Avec d'une part le travail magistral de Moishe Postone, et d'autre part les groupes allemands et autrichiens comme Krisis, Exit !, Streifzüge avec des théoriciens comme Robert Kurz, Roswitha Scholz, Norbert Trenkle, Anselm Jappe, Gérard Briche, Ernst Lohoff, et plusieurs autres auteurs, de nouvelles lectures de l'œuvre de la maturité de Marx sont apparues durant les deux dernières décennies. La relecture opérée par Robert Kurz (1943-2012), principal théoricien de la « Critique de valeur » (wertkritik) ou encore appelée théorie critique de la « dissociation-valeur », a cherché avec Marx mais aussi au-delà de Marx, à renouveler les fondements d'une théorie critique radicale de l'économie politique au XXIe siècle.  

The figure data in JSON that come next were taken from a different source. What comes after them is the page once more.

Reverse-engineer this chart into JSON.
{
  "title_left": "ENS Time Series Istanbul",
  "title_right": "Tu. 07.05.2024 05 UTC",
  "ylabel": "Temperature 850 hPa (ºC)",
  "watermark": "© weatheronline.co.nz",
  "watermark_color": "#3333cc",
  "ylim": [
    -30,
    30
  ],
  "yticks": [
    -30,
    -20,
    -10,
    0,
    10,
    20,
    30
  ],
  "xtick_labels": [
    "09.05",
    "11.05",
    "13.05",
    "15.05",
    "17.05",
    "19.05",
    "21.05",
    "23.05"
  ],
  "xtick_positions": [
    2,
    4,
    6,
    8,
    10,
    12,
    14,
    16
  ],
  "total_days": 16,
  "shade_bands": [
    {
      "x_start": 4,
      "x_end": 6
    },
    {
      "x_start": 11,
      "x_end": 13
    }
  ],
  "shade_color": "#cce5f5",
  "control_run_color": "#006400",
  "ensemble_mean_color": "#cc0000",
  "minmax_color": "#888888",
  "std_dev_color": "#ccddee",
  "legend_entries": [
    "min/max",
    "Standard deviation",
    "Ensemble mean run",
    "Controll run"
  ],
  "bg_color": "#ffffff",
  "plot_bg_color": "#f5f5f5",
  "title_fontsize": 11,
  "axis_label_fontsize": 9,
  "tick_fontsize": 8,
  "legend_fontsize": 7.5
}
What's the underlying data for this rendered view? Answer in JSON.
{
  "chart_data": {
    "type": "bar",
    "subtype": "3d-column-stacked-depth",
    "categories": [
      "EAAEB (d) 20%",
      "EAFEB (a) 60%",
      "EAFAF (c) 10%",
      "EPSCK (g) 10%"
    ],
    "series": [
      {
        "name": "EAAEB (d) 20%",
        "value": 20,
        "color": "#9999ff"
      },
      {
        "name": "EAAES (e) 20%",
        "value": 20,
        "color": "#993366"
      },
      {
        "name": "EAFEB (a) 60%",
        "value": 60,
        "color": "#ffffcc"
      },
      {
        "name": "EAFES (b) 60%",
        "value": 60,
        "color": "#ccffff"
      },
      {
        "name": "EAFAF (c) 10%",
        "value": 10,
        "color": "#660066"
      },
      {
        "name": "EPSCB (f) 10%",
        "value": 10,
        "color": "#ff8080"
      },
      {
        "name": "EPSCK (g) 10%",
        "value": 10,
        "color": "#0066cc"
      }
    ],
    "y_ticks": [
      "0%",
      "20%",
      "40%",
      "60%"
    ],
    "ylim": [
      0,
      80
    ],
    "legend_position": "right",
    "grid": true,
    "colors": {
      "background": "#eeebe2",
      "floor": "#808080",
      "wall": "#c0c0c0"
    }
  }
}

A la différence des lectures traditionnelles de Marx avec lesquelles elle rompt, cette nouvelle critique s'est en grande partie faite remarquée pour avoir articulé une approche théorique qui porte une attention particulière au caractère fétichiste de la production de marchandises, à la dimension abstraite de tout travail (le travail abstrait), à la distinction entre valeur et richesse matérielle et à la nature du capital comme « sujet automate » (la formule est de Marx lui-même). Le capitalisme est ici interprété comme une forme historique de fétichisme. Ainsi, à la différence des marxismes traditionnels, les sujets principaux du capitalisme ne sont ni le prolétariat, ni la bourgeoisie, mais plutôt le fétiche-capital lui-même (la valeur qui s'autovalorise) que paradoxalement nous ne cessons de constituer au quotidien au travers de nos rapports sociaux. Un des points centraux de ce nouveau travail théorique a été de développer une critique du capitalisme qui ne s'arrête pas au niveau des antagonismes de classes sociologiques, à la question des rapports de distribution et de propriété privée des moyens de production. La classe capitaliste gère un processus de production de marchandises à son propre profit, mais n'en est pas l'auteur ni le maître. Travailleurs et capitalistes ne sont que les fonctionnaires d'un processus fétichiste qui à la fois les dépasse et ne cesse d'être constitué par eux. La lutte des classes si elle existe bel et bien, en affirmant positivement le travail et le point de vue de la classe prolétaire, n'est en réalité qu'une lutte d'intérêts toujours constitués à l'intérieur des formes de vie et de socialisation capitalistes.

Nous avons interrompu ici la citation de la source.